Israeli army kills two alleged Palestinian gunmen in West Bank

The Israeli military has shot and killed two Palestinians who allegedly opened fire at troops from their car in the northern West Bank, authorities said.

It is the latest incident in a wave of deadly violence gripping the occupied territory.

The Palestinian Health Ministry identified the two men killed in the West Bank village of Deir al Hatab on Tuesday as Saud Abdullah Saud and Mohammed Abu Dira.

The Israeli military said the men shot at an Israeli outpost near the settlement of Elon Moreh, south of the Palestinian city of Nablus.

Israeli soldiers on patrol opened fire, killing the two alleged gunmen.

Lucy Dee’s three remaining children, centre, follow their mother’s body to the cemetery in the West Bank Jewish settlement of Kfar Etzion on Tuesday
Lucy Dee’s three remaining children, centre, follow their mother’s body to the cemetery in the West Bank Jewish settlement of Kfar Etzion on Tuesday (Maya Alleruzzo/AP)

Israeli security forces said they were searching for other suspected assailants and found a pair of M-16 rifles and a pistol at the scene.

The local armed group of the Balata refugee camp, a militant stronghold near Nablus, identified the two men as militants, sharing photographs of them brandishing M-16s and posing together in the camp.

Saud had previously spent 15 years in Israeli prison, the group said.

“We fought as soldiers and we promise we will always be soldiers,” Saud told reporters after being freed from prison last spring in a video widely circulated online.

Tuesday’s deaths follow a week of unusually heightened violence in Israel and the West Bank, touched off by an Israeli police raid on Jerusalem’s most sensitive holy site, the compound home to the Al-Aqsa mosque.

Mourners carry the body of Lucy Dee
Mourners carry the body of Lucy Dee (Maya Alleruzzo/AP)

The mosque sits on a contested hilltop revered as the third-holiest site in Islam and the holiest site in Judaism.

Underscoring the situation in the West Bank, two British-Israeli sisters and their mother were killed when their car came under fire near a Jewish settlement in the West Bank last Friday.

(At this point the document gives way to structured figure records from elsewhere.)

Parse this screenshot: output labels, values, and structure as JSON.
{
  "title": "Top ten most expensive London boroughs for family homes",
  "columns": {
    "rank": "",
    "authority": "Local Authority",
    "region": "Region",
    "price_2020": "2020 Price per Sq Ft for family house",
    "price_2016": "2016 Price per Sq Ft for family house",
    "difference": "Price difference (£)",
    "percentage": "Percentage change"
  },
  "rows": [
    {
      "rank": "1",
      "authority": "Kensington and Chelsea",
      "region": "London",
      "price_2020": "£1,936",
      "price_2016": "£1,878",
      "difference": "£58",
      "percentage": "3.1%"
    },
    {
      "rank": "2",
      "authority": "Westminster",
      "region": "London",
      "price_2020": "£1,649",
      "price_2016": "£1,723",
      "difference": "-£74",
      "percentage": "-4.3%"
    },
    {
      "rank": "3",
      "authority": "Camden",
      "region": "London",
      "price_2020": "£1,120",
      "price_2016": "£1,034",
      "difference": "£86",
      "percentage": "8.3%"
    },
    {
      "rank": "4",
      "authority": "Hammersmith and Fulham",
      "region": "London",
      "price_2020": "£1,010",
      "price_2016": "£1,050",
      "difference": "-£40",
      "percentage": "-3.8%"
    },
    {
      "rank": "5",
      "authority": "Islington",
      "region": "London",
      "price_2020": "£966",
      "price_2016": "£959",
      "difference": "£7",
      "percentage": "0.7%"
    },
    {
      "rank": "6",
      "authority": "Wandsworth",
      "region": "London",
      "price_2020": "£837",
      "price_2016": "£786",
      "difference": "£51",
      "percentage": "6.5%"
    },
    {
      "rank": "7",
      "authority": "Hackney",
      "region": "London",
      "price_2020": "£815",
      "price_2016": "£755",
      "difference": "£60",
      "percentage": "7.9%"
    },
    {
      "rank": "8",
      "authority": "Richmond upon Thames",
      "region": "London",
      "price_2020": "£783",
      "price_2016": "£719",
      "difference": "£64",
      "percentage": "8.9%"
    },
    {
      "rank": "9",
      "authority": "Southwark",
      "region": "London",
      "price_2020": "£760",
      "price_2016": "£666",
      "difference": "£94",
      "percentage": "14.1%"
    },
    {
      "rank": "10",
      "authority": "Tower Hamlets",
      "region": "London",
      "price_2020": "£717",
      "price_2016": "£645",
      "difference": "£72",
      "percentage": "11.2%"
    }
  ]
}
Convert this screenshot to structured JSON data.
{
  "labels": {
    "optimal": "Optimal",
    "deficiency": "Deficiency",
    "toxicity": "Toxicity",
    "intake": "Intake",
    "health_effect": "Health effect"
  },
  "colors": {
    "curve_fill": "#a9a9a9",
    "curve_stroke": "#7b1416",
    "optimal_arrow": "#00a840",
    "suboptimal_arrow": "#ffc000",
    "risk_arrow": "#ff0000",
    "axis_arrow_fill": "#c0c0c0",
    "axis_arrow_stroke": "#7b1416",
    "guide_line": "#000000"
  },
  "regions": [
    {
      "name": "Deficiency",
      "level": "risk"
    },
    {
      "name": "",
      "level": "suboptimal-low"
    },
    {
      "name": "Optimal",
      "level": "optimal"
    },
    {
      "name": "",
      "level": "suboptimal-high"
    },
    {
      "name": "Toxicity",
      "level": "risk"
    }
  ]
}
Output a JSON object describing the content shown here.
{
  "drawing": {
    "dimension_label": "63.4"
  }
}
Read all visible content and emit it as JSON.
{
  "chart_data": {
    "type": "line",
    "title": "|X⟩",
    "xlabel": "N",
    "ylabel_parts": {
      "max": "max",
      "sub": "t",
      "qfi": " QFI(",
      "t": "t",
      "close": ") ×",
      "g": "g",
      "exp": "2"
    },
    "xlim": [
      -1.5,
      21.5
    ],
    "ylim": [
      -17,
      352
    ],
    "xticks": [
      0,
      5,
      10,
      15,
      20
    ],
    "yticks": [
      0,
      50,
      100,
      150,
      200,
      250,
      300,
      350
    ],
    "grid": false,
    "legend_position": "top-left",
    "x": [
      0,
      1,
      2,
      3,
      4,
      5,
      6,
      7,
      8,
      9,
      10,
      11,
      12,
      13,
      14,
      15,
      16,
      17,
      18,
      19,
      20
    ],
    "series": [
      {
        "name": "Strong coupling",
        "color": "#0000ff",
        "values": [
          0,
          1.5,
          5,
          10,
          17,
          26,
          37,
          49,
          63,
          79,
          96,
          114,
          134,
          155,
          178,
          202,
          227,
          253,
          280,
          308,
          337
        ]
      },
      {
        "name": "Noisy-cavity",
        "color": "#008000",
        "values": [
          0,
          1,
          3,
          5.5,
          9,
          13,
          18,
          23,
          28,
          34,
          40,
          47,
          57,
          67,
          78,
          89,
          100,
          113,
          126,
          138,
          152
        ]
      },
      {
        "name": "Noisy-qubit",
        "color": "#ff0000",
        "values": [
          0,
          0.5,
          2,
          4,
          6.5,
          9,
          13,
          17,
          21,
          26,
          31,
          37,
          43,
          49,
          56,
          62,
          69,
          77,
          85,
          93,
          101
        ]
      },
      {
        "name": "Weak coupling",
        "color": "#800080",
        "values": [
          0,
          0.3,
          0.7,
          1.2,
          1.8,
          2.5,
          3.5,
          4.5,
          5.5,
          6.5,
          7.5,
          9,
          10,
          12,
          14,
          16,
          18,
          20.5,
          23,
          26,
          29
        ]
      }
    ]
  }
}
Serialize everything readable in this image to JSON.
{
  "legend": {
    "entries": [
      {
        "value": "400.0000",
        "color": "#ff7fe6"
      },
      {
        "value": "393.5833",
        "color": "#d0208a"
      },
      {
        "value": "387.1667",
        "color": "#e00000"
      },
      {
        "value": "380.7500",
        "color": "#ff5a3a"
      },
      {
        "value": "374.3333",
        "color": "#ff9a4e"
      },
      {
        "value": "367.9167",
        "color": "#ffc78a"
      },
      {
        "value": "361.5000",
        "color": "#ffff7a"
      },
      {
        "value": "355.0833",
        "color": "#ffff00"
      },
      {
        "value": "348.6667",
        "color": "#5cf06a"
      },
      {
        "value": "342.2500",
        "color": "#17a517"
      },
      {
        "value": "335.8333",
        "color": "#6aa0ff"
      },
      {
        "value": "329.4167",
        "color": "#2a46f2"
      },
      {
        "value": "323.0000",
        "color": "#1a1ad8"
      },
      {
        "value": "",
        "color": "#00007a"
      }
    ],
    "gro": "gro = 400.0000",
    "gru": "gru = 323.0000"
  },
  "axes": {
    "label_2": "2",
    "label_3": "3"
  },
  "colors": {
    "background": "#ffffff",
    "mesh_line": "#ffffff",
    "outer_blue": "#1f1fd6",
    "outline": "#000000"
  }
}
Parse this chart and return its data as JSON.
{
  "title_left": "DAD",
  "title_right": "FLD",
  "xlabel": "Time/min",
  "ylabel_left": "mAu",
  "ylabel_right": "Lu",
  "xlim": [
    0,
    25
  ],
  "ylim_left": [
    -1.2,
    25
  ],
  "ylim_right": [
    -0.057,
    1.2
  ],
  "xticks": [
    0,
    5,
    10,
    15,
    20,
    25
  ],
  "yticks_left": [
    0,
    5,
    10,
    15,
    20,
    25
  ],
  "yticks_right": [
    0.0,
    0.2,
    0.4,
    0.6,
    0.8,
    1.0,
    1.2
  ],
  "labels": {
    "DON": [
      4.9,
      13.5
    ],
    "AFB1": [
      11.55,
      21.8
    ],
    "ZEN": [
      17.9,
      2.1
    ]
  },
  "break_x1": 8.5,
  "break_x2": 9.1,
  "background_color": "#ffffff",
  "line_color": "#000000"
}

The mother, Lucy Dee, succumbed to her wounds on Monday and was laid to rest in the settlement of Kfar Etzion south of Jerusalem on Tuesday.

Hundreds of mourners packed the funeral, singing and swaying as Lucy’s husband, Leo, and his three remaining children wept at the podium — their family of seven reduced to four.

“Lucy, I have a choice: I could lament over the next 25 years of marriage that I’ve lost, but I actually feel blessed to have had 25 years of a beautiful marriage with you,” Leo said, his voice cracking in anguish.

He added: “If we support the good and reject the evil, then we can all play our part in building a better world.”

Last week, in a separate incident, an Italian tourist was killed and five others were hurt when a Palestinian’s car careened onto a bike path near the beach in Tel Aviv in what authorities described as a suspected terrorist attack.

A mourner draped in the Israeli flag attends Lucy Dee's funeral
A mourner draped in the Israeli flag attends Lucy Dee’s funeral (Maya Alleruzzo/AP)

So far this year, 94 Palestinians have been killed by Israeli fire in the West Bank, according to a tally by the Associated Press, at least half of them affiliated with militant groups.

During that time, 19 people were killed in Palestinian attacks on Israelis.

With the country battling threats on multiple fronts, Mr Netanyahu on Monday reversed his decision to fire his defence minister, Yoav Gallant, who expressed opposition to the government’s divisive plans to weaken the judiciary last month.

Mr Gallant praised the Israeli military’s killing of the Palestinian gunmen on Tuesday.

In a step toward de-escalating the situation, Mr Netanyahu’s office said on Tuesday that authorities would ban Jewish visits to the sacred compound housing Al-Aqsa, known to Jews as the Temple Mount, for the remainder of the holy fasting month of Ramadan.

Mourners attend the funeral of two British-Israeli sisters, Maia and Rina Dee, on Sunday
Mourners attend the funeral of two British-Israeli sisters, Maia and Rina Dee, on Sunday (Ohad Zwigenberg/AP)

Jews are permitted to visit the compound, but not pray there, under longstanding agreements.

But such visits, which have grown in numbers in recent years, have stoked anger, particularly because some Jews are often seen quietly praying.

The rare convergence of the Jewish Passover festival and Ramadan brought scores of religious Jews to the site last week and fuelled tensions that spiralled into unrest in Jerusalem — and a regional confrontation.